Variable type: numeric

skim_variable bucket n_missing complete_rate mean sd p0 p25 p50 p75 p100 hist
med_30_day_growth (0,10000] 0 1 0.09 0.11 0.00 0.02 0.06 0.13 0.78 ▇▂▁▁▁
med_30_day_growth (10000,100000] 0 1 0.10 0.12 -0.01 0.03 0.06 0.11 0.94 ▇▁▁▁▁
med_30_day_growth (100000,200000] 0 1 0.08 0.13 0.00 0.02 0.04 0.09 0.65 ▇▁▁▁▁
med_30_day_growth (200000,500000] 0 1 0.08 0.08 0.00 0.04 0.06 0.10 0.43 ▇▂▁▁▁
med_30_day_growth (500000,1000000] 0 1 0.10 0.16 0.01 0.03 0.04 0.09 0.59 ▇▁▁▁▁
med_30_day_growth (1000000,Inf] 0 1 0.09 0.11 0.00 0.04 0.06 0.11 0.45 ▇▃▁▁▁

Here are summary statistics for each profile bucket.

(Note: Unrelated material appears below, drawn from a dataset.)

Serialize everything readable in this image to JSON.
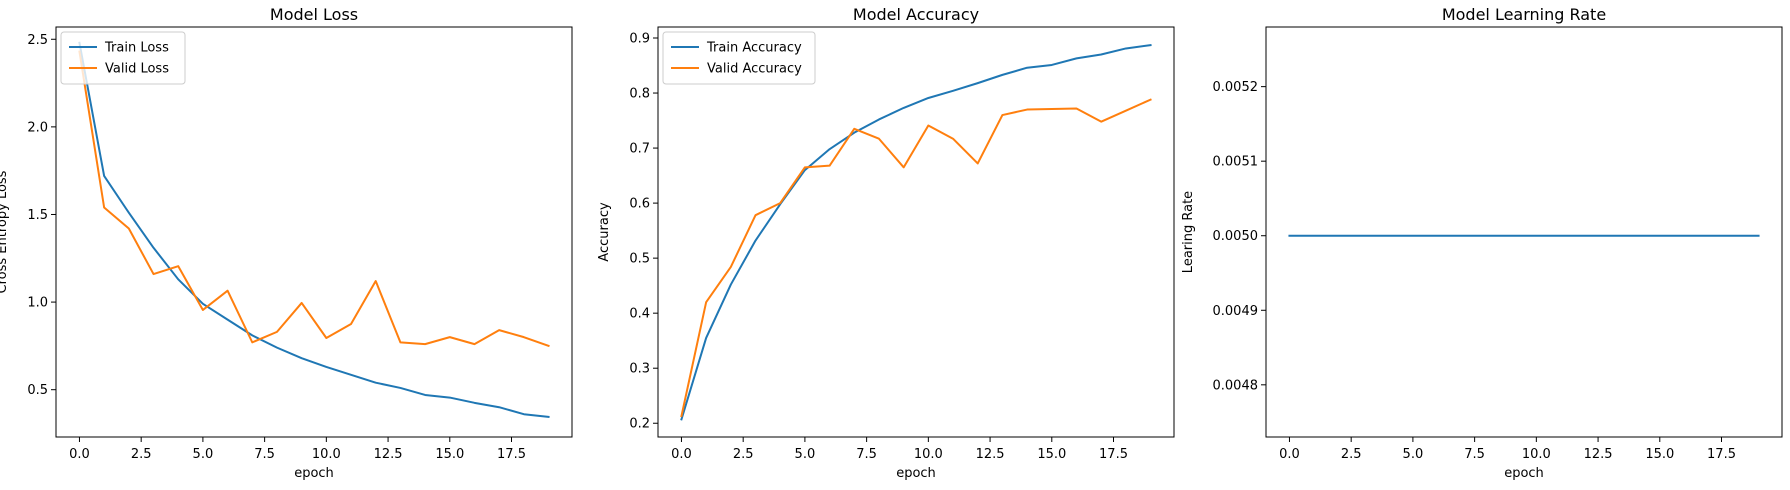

  • For the 114 users with 0-10k followers, the median 30-day growth rate is 5.5% and the average is 9.3%.
  • For the 166 users with 10-100k followers, the median 30-day growth rate is 6.1% and the average is 9.7%.
  • For the 26 users with 100k-200k followers, the median 30-day growth rate is 4.5% and the average is 8%.
  • For the 36 users with 200k-500k followers, the median 30-day growth rate is 6% and the average is 8.1%.
  • For the 12 users with 500k-1m followers, the median 30-day growth rate is 3.6% and the average is 9.7%.
  • For the 18 users with over 1m followers, the median 30-day growth rate is 6% and the average is 9.4%.